Ev kira ve fiyatlarının her geçen gün yükselmesi ile beraber ev sahibi ve kiracılar arasından yaşanan anlaşmazlıklar yargıya taşınmaya devam ediyor. Diğer yandan özellikle büyükşehirlerden ev almak isteyenler konut fiyatlarının sürekli artmasından şikayetçi. Bahçeşehir Üniversitesi Ekonomik ve Toplumsal Araştırmalar Merkezi (BETAM) tarafından açıklanan verilere göre, 2010’da yüzde 59 olan konut sahipliği oranı 2021'de yüzde 55,5’e geriledi. 

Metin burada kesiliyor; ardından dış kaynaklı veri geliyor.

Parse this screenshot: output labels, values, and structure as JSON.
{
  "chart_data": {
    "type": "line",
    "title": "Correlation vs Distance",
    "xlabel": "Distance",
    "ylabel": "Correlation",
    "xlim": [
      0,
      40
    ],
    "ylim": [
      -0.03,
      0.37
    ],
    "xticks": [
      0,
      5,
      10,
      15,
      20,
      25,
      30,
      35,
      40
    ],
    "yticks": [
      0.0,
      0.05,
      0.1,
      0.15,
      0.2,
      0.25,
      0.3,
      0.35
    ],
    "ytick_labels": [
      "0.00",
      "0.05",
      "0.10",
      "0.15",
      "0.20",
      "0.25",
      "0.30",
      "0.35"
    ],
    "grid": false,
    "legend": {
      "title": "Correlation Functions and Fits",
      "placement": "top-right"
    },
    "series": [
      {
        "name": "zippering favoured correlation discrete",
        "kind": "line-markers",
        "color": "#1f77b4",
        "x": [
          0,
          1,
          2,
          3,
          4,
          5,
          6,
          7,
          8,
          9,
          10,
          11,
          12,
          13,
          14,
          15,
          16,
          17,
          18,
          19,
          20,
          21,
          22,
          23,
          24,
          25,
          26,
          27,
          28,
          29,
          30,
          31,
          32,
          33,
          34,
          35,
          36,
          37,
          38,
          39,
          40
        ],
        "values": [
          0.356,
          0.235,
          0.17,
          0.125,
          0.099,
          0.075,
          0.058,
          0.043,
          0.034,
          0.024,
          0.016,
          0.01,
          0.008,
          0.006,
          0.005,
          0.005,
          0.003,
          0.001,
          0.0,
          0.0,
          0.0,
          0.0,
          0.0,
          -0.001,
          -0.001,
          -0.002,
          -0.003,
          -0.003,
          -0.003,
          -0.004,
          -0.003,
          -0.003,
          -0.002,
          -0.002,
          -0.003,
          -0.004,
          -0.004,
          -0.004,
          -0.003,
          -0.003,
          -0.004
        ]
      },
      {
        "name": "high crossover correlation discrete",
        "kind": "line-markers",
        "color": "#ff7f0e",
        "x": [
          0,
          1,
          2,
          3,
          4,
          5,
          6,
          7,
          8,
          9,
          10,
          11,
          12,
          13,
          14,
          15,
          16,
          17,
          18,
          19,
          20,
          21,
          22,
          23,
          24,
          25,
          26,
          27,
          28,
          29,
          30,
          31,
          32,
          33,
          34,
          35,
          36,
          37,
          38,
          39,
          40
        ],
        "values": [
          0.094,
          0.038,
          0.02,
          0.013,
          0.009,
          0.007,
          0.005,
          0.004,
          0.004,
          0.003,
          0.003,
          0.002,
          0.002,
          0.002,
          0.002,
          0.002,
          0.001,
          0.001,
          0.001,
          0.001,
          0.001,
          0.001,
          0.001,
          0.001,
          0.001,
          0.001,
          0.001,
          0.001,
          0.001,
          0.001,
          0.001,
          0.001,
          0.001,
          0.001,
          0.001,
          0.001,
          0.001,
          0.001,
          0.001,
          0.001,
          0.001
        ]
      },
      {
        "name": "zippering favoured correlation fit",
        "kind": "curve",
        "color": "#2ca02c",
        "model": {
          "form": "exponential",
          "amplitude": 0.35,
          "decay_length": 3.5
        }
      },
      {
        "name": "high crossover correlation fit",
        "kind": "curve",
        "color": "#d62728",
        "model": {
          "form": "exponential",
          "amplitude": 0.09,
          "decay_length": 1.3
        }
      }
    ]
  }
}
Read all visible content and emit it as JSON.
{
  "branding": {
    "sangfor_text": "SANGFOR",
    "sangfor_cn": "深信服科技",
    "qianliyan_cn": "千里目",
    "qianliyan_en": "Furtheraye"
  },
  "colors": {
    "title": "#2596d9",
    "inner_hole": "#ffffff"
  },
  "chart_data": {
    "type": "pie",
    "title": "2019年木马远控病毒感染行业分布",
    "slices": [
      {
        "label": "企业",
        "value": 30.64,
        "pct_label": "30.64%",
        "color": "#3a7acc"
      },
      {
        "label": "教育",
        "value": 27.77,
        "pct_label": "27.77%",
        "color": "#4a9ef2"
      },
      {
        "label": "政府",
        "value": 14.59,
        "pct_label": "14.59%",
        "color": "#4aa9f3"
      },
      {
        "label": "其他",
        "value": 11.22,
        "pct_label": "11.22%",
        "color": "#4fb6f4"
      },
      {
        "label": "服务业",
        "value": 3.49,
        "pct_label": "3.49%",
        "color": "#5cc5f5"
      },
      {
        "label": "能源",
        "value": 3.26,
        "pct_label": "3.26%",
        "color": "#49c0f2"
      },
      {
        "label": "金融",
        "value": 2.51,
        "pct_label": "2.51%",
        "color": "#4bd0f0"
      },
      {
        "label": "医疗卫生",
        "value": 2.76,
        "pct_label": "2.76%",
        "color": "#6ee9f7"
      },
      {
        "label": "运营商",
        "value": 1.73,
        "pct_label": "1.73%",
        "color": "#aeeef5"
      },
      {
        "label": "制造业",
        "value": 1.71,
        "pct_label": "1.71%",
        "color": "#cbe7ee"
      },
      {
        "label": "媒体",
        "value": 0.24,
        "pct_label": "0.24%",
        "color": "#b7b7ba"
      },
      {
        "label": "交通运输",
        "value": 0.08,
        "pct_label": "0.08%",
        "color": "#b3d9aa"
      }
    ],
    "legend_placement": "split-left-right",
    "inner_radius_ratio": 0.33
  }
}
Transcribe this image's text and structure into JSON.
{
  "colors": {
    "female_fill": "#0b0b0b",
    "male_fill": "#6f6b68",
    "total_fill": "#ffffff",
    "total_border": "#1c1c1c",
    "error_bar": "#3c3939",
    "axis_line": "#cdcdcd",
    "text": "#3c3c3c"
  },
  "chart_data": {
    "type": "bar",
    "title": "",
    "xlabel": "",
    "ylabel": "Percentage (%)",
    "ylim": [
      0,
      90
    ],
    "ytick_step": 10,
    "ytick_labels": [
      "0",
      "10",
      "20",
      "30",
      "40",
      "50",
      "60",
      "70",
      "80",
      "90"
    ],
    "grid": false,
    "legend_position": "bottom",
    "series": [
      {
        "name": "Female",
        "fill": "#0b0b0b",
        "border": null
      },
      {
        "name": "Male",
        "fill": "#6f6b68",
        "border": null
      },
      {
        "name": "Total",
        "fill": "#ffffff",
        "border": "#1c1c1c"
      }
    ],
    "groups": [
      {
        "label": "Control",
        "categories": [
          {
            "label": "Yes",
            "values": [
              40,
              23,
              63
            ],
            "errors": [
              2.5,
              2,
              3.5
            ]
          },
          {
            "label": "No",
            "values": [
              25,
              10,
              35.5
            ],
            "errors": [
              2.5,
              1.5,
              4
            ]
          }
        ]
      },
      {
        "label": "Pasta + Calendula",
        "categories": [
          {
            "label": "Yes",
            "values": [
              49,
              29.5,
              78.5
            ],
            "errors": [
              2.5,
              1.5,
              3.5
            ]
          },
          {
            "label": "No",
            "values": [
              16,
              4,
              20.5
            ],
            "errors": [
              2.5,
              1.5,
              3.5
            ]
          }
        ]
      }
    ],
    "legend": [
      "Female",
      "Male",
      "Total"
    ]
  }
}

BETAM tarafından raporda öne çıkan başlıklar şu şekilde: 

EV ALMAK 2 KAT ZORLAŞTI

"Asgari ücretin konut fiyatlarını ve kiraları ne ölçüde karşıladığını incelediğimiz önceki araştırma notunda geçtiğimiz iki yılda konut satın almanın veya kiralamanın neredeyse iki kat daha zorlaştığını bulmuştuk. Hatırlatmak gerekirse, temsili konut olarak kabul ettiğimiz 2+1 ve 90 m2 ’lik bir konutu asgari ücretli bir kişinin satın alması için 108 aylık (9 yıllık) gelirini biriktirmesi, böyle bir konutta kirada oturmak için ise gelirinin yaklaşık yüzde 92’sini ayırması gerekiyordu."

"Türkiye’de konut sahipliğinin 2010’dan bu yana seyrine bakıldığında genelde düşüş eğiliminde olduğu görülmektedir. TÜİK verilerine göre 2010’da yüzde 59,0 olan konut sahipliği oranı dört yıl içinde ancak yüzde 59,3’a yükselmiş, 2014’ten bu yana ise sürekli gerileyerek 2021’de yüzde 55,5’e kadar düşmüştür. Özellikle 2020 pandemi yılındaki 1,1 yüzde puanlık istisnai düşüş dikkat çekicidir."

2020-2021 YILLARINDAN EV FİYATLARI MUAZZAM ŞEKİLDE ARTTI

"Bilindiği gibi konut piyasasında arz fazlası 2018’de fiyatlarda sert bir düşüşe yol açmış ve konut reel fiyat endeksi 2019’da 123,1’e kadar inmiştir. 2018-2019 döneminde ortalama ekonomik büyümenin yüzde 2’ye gerilemesi hane kullanılabilir gelirini de olumsuz etkilediğinden konut fiyatı/kullanılabilir gelir oranı düşüşe geçerek 135’ten 2019 ikinci çeyrekte yaklaşık 125’e gerilemiştir (Şekil 3). Diğer ifadeyle konutlar göreli olarak ucuzlamıştır. Buna rağmen konut sahipliği azalmaya devam ederek yüzde 56,8’e inmiştir."

"2020 ve 2021 yıllarına gelince konut piyasasında son iki yılın en çarpıcı gelişmesi fiyatlarda görülen muazzam artıştır. Reel fiyat endeksi iki yıl içinde 123’ten neredeyse 200’e sıçramıştır; reel fiyat artışı oranı yüzde 62’dir. Ortalama konut 10 yıl öncesine göre de iki kat daha pahalı hale gelmiştir (Şekil 2). Bu çarpıcı fiyat artışının nedenleri bu araştırma notunun konusu değildir. Bu nedenlerin henüz sistematik bir şekilde araştırılmamış olduğu da not edilmelidir. Bununla birlikte önemli nedenlerden birinin, 2018 başında patlak veren arz fazlası krizinin yeni konut üretimini büyük ölçüde yavaşlatması sonucu satılık piyasasına çıkan konut sayısının iki yıl içinde yarı yarıya azalması olduğu anlaşılmaktadır."

KONUT SAHİPLİĞİ GERİLEDİ

"Türkiye bazı özelliklere göre seçilmiş ülkelerle karşılaştırıldığında yaklaşık yüzde 56 olan konut sahipliğinin düşük kaldığı göze çarpmaktadır (Şekil 4). Bu seçilmiş ülkeler, Macaristan, Polonya, Romanya, Meksika, Şili, Almanya ve İsviçre’den oluşmaktadır. Türkiye’de SGP cinsinden kişi başı gelir bu ülkelerin ilk üçü ile benzer, Şili ve Meksika’nın üzerinde, Almanya ve İsviçre’nin ise çok altındadır."